Without good sales intelligence, it’s tougher to make connections with customers. News that can be most helpful to salespeople – job changes, mergers, market shifts, key industry trends, what’s happening with competitors – is being talked about all the time on news sites, blogs, Facebook, Twitter, and LinkedIn. In some ways, it’s easier than ever to see what’s being written about your prospects and customers. So why aren’t more sales professionals using the Web to their advantage?
During a presentation at the most recent Sales & Marketing 2.0 Conference in San Francisco, Penny Herscher, president and CEO of FirstRain, which sells a patented software that analyzes and filters information on the Web, discussed some of the problems sales professionals have leveraging information on the Web in order to increase revenues. Herscher, who has an extensive background in software, sales, and marketing, framed the problem by pointing out that the design of Internet search functions are at odds with the way sales and marketing teams need them to work.

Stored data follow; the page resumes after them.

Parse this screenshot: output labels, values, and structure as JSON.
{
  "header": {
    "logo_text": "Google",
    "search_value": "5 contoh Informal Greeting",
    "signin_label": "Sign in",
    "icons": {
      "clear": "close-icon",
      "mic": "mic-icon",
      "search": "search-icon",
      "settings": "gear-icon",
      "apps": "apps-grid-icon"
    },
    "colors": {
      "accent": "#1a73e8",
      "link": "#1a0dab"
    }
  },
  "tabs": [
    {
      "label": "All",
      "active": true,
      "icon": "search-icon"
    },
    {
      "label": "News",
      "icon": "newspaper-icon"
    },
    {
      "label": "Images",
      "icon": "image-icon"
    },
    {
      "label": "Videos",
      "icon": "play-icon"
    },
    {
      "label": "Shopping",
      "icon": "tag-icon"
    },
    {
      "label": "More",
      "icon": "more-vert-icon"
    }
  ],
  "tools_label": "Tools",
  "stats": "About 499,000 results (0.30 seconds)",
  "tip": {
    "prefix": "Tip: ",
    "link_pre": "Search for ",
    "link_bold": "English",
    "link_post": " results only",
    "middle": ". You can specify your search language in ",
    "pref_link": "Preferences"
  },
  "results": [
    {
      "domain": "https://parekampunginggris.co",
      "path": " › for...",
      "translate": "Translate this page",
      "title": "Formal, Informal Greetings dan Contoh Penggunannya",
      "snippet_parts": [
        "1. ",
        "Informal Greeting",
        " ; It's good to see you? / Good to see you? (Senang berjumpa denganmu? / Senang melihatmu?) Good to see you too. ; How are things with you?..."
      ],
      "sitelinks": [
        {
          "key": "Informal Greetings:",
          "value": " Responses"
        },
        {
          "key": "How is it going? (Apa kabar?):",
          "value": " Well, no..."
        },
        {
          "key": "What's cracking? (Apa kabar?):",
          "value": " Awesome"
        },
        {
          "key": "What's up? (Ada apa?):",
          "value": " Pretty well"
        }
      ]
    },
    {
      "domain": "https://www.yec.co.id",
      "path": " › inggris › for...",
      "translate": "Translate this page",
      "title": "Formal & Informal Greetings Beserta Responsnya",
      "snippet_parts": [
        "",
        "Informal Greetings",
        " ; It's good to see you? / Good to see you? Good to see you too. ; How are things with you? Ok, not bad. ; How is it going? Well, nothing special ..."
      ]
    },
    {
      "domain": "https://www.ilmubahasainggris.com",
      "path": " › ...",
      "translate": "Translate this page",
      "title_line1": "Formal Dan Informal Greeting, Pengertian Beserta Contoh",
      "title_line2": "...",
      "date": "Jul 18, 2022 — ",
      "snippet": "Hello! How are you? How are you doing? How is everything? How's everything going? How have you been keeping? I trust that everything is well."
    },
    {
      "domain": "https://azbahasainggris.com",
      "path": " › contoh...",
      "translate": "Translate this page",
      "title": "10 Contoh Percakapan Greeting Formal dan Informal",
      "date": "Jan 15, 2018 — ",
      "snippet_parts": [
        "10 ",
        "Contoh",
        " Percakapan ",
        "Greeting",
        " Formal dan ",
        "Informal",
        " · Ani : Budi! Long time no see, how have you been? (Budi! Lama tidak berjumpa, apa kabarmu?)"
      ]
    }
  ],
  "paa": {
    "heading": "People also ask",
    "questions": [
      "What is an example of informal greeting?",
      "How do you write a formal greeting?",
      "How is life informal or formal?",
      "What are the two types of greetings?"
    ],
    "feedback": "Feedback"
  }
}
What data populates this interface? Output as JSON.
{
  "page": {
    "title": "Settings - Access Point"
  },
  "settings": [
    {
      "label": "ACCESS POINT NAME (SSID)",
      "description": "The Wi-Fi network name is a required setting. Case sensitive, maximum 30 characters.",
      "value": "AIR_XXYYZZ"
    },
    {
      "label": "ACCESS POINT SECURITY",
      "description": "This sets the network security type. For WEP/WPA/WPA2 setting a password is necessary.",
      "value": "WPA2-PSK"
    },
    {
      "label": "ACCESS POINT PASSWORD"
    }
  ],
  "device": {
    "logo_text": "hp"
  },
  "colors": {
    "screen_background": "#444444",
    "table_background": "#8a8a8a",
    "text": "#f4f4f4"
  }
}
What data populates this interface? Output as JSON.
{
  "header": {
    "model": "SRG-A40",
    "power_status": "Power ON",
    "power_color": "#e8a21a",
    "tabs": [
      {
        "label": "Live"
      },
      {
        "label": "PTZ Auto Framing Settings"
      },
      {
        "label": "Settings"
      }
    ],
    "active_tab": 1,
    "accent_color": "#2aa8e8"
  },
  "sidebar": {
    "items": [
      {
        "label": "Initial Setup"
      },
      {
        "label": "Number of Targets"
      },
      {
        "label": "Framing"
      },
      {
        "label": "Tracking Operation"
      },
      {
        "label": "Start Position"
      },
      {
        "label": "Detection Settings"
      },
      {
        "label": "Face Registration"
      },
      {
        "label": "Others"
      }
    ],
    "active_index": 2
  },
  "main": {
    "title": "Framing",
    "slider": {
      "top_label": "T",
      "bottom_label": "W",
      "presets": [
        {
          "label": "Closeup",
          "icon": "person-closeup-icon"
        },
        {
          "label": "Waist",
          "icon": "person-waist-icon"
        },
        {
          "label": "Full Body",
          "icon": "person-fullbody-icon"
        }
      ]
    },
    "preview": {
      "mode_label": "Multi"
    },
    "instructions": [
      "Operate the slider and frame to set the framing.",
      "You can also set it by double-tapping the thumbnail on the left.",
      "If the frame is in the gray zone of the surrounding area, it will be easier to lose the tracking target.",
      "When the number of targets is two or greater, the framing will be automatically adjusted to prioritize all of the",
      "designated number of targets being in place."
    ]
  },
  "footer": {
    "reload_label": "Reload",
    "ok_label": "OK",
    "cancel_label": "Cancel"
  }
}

“The issue that marketing teams face is how to keep their sales force current,” Herscher says. “For most sales teams, the access they have to qualitative information is very shallow. It’s keyword driven. So they don’t have deep knowledge.
“The Web holds vast resources, but it tends not to deliver intelligent results. It’s a traffic-driven model. That means that whatever is most popular rises to the top of the searches by default.”
Type a keyword into Google search, for example, and you’ll get a list of sites with the highest page rankings related to that search. But just because the page is popular doesn’t mean it’s relevant. As Herscher points out, if you’re a sales rep trying to sell a payroll service to Domino’s Pizza, for example, Google will likely give you the location of your nearest Domino’s, not which executives recently left the corporate office or what market shifts are currently affecting the company. “What you get is the latest news that’s been revealed about Domino’s,” says Herscher, “not the business-relevant information, because [Google’s] business model is to drive ad traffic.”
Many sales and marketing teams make use of Google Alerts or Google Insights to stay on top of information and news related to their customers and prospects. It’s a useful tool – to a point. This data is often accompanied by a lot of noise, including duplicate results and dated information. It’s not surprising that the sales industry is starting to respond to these inefficiencies by offering such solutions as FirstRain, which allows users to target the specific information they need to know to sell more.
The sales team of one of the largest pharmaceutical companies in the world, for example, uses FirstRain to sell to the managed-care industry. “Legislation has a huge impact on the way we all get health insurance,” says Herscher. “[This] sales team gets market monitors from FirstRain every morning that tell the precise, industry-relevant documents that have been published on the Web in the last 24 hours. All sales reps have personalized monitors about their customers and the market shifts that are affecting their customers.”
Armed with the right information, sales teams are better equipped to act as expert advisors to clients and prospects. “If you understand your customer’s business really well, you can bring to the table suggestions and solutions that differentiate you from your competition,” Herscher says. “So many salespeople pick up the phone and talk about themselves. This is a tool that makes it very easy to talk about the customer’s business.”